Birra brassata con due malti e luppolo Cascade ma con l’aggiunta di luppoli Nelson Sauvin e El Dorado.
Aroma complesso,robusti sentori di pino e agrumi nel classico stile delle america IPA.

IL BIRRIFICIO

Anchor Brewing Company è una distilleria specializzata nella fabbricazione di birra ed alcolici con sede a San Francisco, in California. Fondata nel 1896, l’industria della birra fu riacquistata nel 1965 dal suo proprietario attuale, Fritz Maytag (Frederick Louis Maytag III per lo stato-civile), che la spostò nel 1979. È la sola industria della birra che produce la birra vapore (steam beer), anche chiamata California common beer.

Anchor Brewing Company è spesso considerata come l’azienda capo nelle vendite dei microbirrifici negli Stati Uniti. Quando il divieto venne tolto, molte piccole industrie della birra americane poterono riaprire e riprendere la loro produzione. La grande maggioranza vendeva la loro birra soltanto nei dintorni immediati del loro luogo di produzione. Quest’industrie della birra sono spesso un simbolo d’orgoglio nazionale per il maggior numero di immigranti di prima o seconda generazione, in particolare fra le comunità tedesche, polacche o della Repubblica Ceca.

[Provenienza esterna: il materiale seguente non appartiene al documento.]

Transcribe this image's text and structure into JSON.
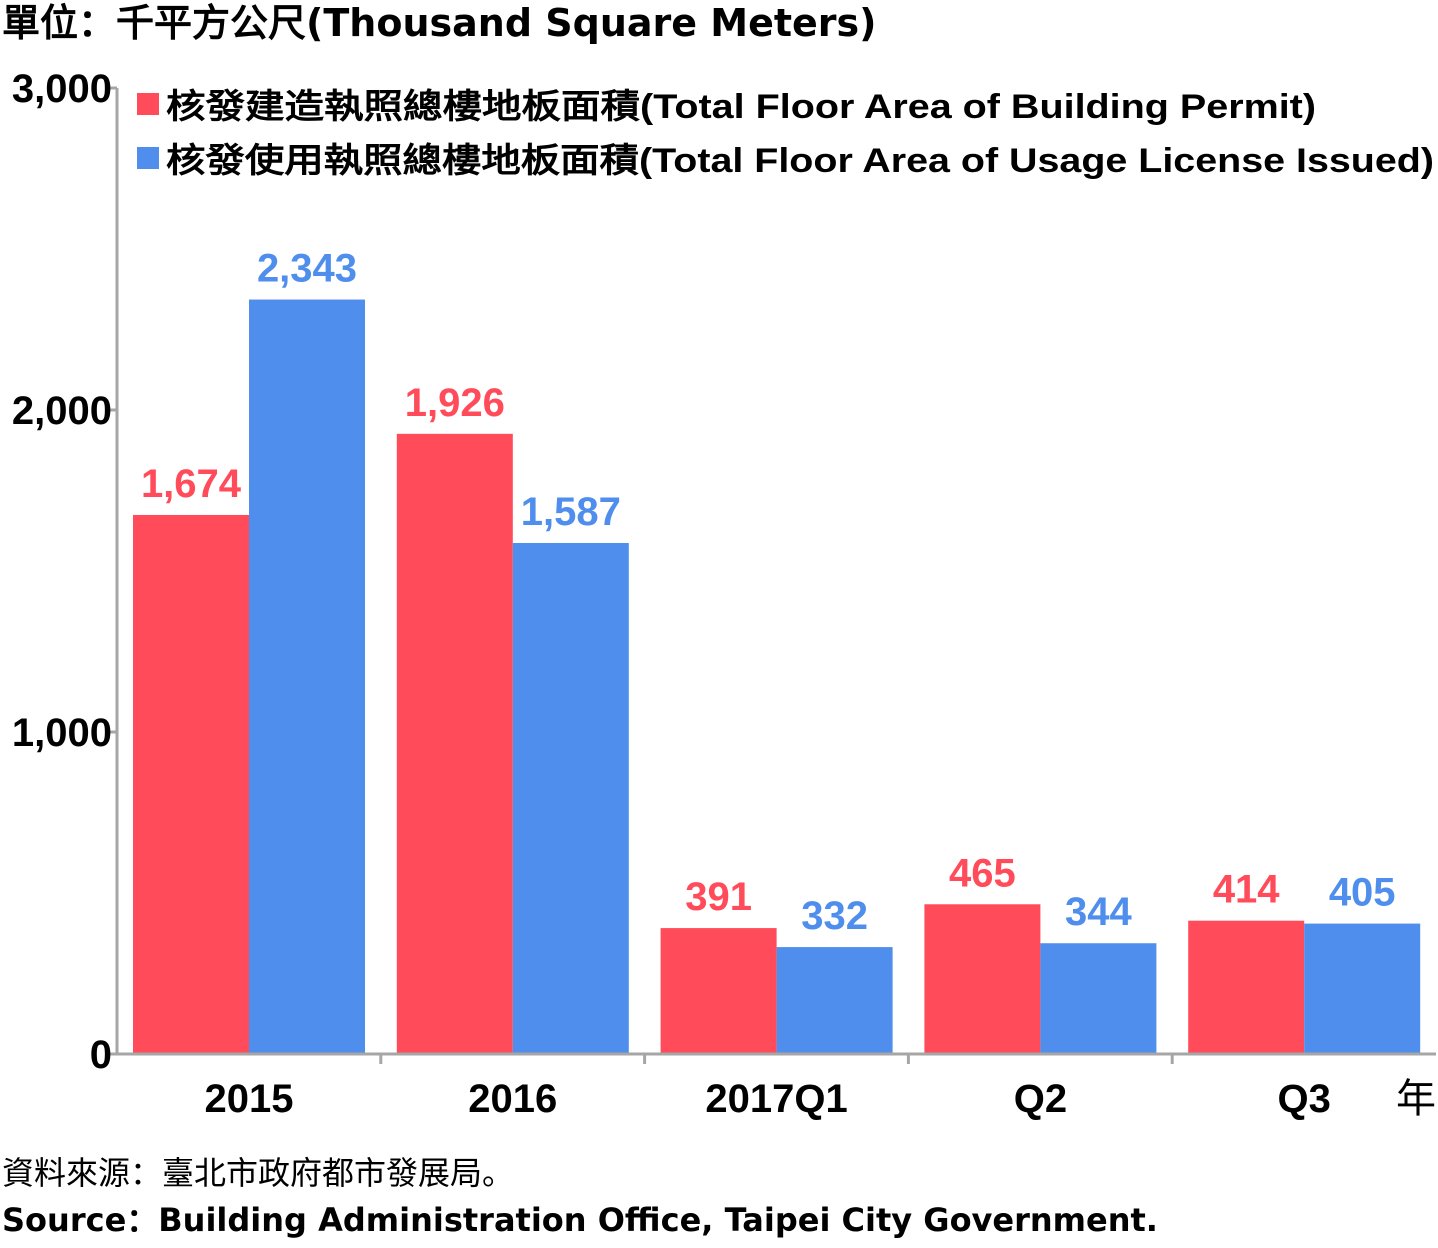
{
  "unit_label": "單位：千平方公尺(Thousand Square Meters)",
  "source_zh": "資料來源：臺北市政府都市發展局。",
  "source_en": "Source：Building Administration Office, Taipei City Government.",
  "colors": {
    "permit": "#FF4B5A",
    "license": "#4F8EEC",
    "axis": "#A6A6A6"
  },
  "chart_data": {
    "type": "bar",
    "categories": [
      "2015",
      "2016",
      "2017Q1",
      "Q2",
      "Q3"
    ],
    "x_unit_label": "年",
    "series": [
      {
        "name": "核發建造執照總樓地板面積(Total Floor Area of Building Permit)",
        "values": [
          1674,
          1926,
          391,
          465,
          414
        ],
        "value_labels": [
          "1,674",
          "1,926",
          "391",
          "465",
          "414"
        ]
      },
      {
        "name": "核發使用執照總樓地板面積(Total Floor Area of Usage License Issued)",
        "values": [
          2343,
          1587,
          332,
          344,
          405
        ],
        "value_labels": [
          "2,343",
          "1,587",
          "332",
          "344",
          "405"
        ]
      }
    ],
    "ylim": [
      0,
      3000
    ],
    "yticks": [
      0,
      1000,
      2000,
      3000
    ],
    "ytick_labels": [
      "0",
      "1,000",
      "2,000",
      "3,000"
    ],
    "legend_position": "top"
  }
}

Negli anni 50 numerose di quest’industrie della birra continuarono a prosperare durante la seconda guerra mondiale. A partire da questo decennio, tuttavia, la comparsa della pubblicità teletrasmessa e dalle tattiche di marketing di massa favorisce l’espansione delle grandi industrie della birra, in particolare Anheuser-Busch, Schlitz, Pabst e Miller, a scapito delle industrie della birra locali, così il maggior numero poco a poco chiuderà le loro porte.

Nel 1965, Fritz Maytag riacquista il 51% dell’industria della birra Anchor per alcune migliaia di dollari. Alcuni anni più tardi, riacquista il resto del capitale.

Negli anni 80, la birra di Maytag, l’Anchor Steam Beer, inizia ad essere osservata a livello nazionale. La domanda esplode, e numerosi imitatori emulano il suo successo, una concorrenza che Maytag accoglie favorevolmente, non potendo soddisfare di per sé la sete improvvisa di birra artigianale del paese. L’ampiezza delle vendite delle microbrasserie, si vede anche la comparsa di numerosi pub, dove la birra è trattata sul posto in piccole quantità e spesso anche nei ristoranti.